Effect of core-shell ratio on the thermal energy storage capacity of SiO2 encapsulated lauric acid

Abstract

Lauric acid (LA), an eco-friendly fatty acid, is used as phase change materials (PCMs) and tetraethyl orthosilicate (TEOS) as the precursor solution of SiO2 for sol-gel process. In the present study, various core-shell ratios are taken for the microencapsulation of LA with SiO2. The effect of different core-shell ratios on the chemical, structural, and thermal properties are studied by different techniques such as Fourier transform-infrared spectroscope (FT-IR), X-ray diffraction (XRD), X-ray photoelectron spectroscopy (XPS), scanning electron microscopy (SEM), transmission electron microscopy (TEM), differential scanning calorimetry (DSC), and thermogravimetric analysis (TGA).
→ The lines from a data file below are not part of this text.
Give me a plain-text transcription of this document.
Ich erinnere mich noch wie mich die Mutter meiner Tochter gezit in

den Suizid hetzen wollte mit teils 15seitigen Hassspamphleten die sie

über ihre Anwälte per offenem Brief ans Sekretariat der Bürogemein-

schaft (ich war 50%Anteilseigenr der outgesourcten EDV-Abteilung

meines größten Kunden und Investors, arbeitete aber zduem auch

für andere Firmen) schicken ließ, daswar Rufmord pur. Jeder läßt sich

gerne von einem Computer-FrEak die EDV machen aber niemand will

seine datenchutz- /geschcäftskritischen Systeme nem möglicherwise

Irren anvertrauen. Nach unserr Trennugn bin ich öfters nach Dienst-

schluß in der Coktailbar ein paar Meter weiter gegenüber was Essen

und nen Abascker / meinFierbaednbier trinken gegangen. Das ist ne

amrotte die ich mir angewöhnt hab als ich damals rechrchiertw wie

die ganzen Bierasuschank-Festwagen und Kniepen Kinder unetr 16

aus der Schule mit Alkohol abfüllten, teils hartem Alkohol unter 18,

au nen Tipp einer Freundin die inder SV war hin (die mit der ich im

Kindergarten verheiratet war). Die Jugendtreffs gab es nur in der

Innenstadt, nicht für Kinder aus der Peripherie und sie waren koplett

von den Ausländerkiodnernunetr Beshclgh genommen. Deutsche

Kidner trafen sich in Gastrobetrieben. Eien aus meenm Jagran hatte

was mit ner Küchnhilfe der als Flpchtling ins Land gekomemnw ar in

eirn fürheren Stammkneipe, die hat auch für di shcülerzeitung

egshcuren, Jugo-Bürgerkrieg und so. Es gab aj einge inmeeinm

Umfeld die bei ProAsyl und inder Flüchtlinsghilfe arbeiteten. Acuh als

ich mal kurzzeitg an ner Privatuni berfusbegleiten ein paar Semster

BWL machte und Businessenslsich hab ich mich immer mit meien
FT-IR, XRD, XPS, SEM, and TEM results confirmed the proper microencapsulation of LA with SiO2 shell while DSC and TGA revealed about excellent thermal stability of the microencapsulated LA. Core-shell ratios played a vital role on the microencapsulation of LA with SiO2 which affected the overall performance and structure of the encapsulated PCMs. PCMs with the highest core-shell ratio i.e., LATEOS6, exhibited the highest encapsulation ratio (92.39%), encapsulation efficiency (93.48%) as well as excellent thermal reliability even after 30 cycles of heating and cooling. These results suggested that microencapsulated LA would be a promising material for thermal energy storage as well as construction building materials (CBMs) to solve mass concrete problems.